The Position-Specific Iterative
Basic Local Alignment Search Tool (PSI-BLAST) is a resource created by the
National Library of Medicine that allows for the comparison of the primary
structure of a protein of interest with a database of polypeptide sequences. PSI-BLAST
calculates the number of random alignments in the BLAST database that would
have a better sequence alignment than that between the protein of interest and
a possible homolog (10). PSI-BLAST assigns an e score to possible homologous
structures to represent the likelihood that the alignment occurred by chance; an
e score below 0.015 represents significant likelihood that the alignment
between the two proteins did not occur by chance (11). This tool allows
scientists to compare the primary structures of proteins to look for conserved
and non-conserved residues, which may indicate the importance of specific
residues in the function of a protein. The National Library of Medicine has
also created a resource for comparing the sequence of nucleic acids, n-BLAST, which
may help scientists determine evolutionary relationships between structures or
organisms based on their nucleic acid sequence.

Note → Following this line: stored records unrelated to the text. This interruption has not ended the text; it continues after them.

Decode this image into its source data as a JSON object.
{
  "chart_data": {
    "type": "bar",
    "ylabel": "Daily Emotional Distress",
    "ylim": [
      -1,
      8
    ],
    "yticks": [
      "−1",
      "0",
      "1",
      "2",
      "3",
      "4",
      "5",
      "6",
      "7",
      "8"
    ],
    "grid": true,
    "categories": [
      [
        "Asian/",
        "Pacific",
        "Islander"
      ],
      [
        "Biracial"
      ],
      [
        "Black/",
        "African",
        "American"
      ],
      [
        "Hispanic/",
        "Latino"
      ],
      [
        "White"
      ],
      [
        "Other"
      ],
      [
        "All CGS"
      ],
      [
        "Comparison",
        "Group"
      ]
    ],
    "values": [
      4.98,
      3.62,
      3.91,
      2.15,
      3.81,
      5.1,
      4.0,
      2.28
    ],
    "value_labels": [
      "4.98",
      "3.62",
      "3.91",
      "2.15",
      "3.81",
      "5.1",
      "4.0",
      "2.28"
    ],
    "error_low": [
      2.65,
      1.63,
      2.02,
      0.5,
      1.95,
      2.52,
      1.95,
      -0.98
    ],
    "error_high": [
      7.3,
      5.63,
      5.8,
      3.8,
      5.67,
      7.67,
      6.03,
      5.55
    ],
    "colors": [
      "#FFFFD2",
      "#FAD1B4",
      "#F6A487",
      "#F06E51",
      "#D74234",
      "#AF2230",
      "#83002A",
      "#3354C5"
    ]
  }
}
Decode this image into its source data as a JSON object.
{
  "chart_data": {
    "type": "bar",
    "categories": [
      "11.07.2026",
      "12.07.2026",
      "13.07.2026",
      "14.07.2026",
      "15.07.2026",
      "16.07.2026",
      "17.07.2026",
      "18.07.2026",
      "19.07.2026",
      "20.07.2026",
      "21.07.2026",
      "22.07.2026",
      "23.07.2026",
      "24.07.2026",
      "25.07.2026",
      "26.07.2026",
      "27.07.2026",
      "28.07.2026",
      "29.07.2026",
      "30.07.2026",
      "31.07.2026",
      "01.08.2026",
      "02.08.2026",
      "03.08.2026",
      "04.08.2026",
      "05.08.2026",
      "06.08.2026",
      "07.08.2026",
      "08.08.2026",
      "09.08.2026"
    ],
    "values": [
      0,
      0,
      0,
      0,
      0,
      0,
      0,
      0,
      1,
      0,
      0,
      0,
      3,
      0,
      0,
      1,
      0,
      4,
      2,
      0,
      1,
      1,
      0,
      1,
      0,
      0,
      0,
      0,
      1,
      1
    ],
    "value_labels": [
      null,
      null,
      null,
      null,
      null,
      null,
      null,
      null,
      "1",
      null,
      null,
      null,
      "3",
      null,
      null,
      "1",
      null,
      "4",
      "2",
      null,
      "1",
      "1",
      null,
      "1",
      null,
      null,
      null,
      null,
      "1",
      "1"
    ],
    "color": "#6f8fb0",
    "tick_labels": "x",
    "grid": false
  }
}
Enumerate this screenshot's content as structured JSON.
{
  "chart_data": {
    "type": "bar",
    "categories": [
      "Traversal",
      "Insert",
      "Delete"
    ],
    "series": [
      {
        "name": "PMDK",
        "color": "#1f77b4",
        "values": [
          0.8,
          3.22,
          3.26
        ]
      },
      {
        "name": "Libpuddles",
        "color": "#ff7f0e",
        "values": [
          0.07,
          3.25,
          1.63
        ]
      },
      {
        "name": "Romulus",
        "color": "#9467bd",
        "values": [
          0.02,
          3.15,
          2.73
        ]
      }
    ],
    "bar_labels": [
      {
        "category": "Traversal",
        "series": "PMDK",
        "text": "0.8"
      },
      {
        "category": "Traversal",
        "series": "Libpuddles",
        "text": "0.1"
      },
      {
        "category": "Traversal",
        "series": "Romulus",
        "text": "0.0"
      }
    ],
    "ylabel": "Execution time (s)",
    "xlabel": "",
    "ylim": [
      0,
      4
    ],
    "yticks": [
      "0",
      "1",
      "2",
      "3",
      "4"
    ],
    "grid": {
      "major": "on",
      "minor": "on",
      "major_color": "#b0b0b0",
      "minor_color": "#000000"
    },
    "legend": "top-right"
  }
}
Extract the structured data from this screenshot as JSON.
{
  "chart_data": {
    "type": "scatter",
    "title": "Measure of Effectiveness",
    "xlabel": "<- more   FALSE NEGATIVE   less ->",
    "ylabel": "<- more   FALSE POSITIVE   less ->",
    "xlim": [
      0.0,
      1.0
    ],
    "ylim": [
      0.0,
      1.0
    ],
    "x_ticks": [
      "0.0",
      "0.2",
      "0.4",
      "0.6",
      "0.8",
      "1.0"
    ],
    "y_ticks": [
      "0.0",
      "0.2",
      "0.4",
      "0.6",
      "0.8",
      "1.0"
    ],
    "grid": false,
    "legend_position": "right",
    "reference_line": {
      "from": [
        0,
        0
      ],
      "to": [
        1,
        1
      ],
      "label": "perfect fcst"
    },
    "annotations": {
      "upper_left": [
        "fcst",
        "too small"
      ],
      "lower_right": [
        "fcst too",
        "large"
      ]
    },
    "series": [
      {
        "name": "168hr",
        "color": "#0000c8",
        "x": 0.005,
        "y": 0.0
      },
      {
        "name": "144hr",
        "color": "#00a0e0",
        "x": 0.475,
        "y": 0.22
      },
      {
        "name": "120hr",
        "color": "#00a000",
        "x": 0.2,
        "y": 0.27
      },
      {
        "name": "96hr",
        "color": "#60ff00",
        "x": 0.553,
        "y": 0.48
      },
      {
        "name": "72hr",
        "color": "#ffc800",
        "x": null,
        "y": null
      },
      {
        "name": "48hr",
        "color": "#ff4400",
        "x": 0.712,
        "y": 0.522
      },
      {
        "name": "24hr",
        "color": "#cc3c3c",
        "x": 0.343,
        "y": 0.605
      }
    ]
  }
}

Analysis of the APP/DR6 complex with the Dali Server and PSI-BLAST generated several proteins with similar three-dimensional structures and amino acid sequences. One of these proteins, the LIGHT/DcR3 complex (PDB ID: 4J6G), produced z and e scores of 16.7 and 1 x 10-24, respectively (12, 13). These values indicate extensive similarities between the LIGHT/DcR3 complex and the APP/DR6 complex with respect to three-dimensional structure and amino acid sequence. Like DR6, DcR3 (PDB ID: 3MHD) consists of 4 cysteine-rich domains, two of which create the interface of the LIGHT/DcR3 complex (CRD2 and CRD3). Several loops on the surface of LIGHT (PDB ID: 4EN0) are responsible for interacting with the CRDs of DcR3 through a series of hydrophobic and ionic interactions similar to those seen in the APP/DR6 complex. These diverse interactions allow for increased specificity of the substrate and greater binding affinity of the ligand to influence biological processes. Unlike the APP/DR6 complex, however, the protein containing the CRDs in the APP/DR6 complex (DR6) is a transmembrane protein while the protein containing the CRDs in the LIGHT/DcR3 complex (DcR3) is a soluble, secreted protein. The LIGHT/DcR3 complex, like the APP/DR6 complex, is involved in immune response. Unlike how binding of APP to DR6 initiates downstream signaling and generation of the immune response, DcR3 binds LIGHT to inhibit the generation of the immune response, seen in the attenuation of the T cell-mediated immune response, by competing with the binding of LIGHT to other receptors such as HVEM (PDB ID: 1JMA) and LTβR (PDB ID: 4MXV) that generate the immune response (7).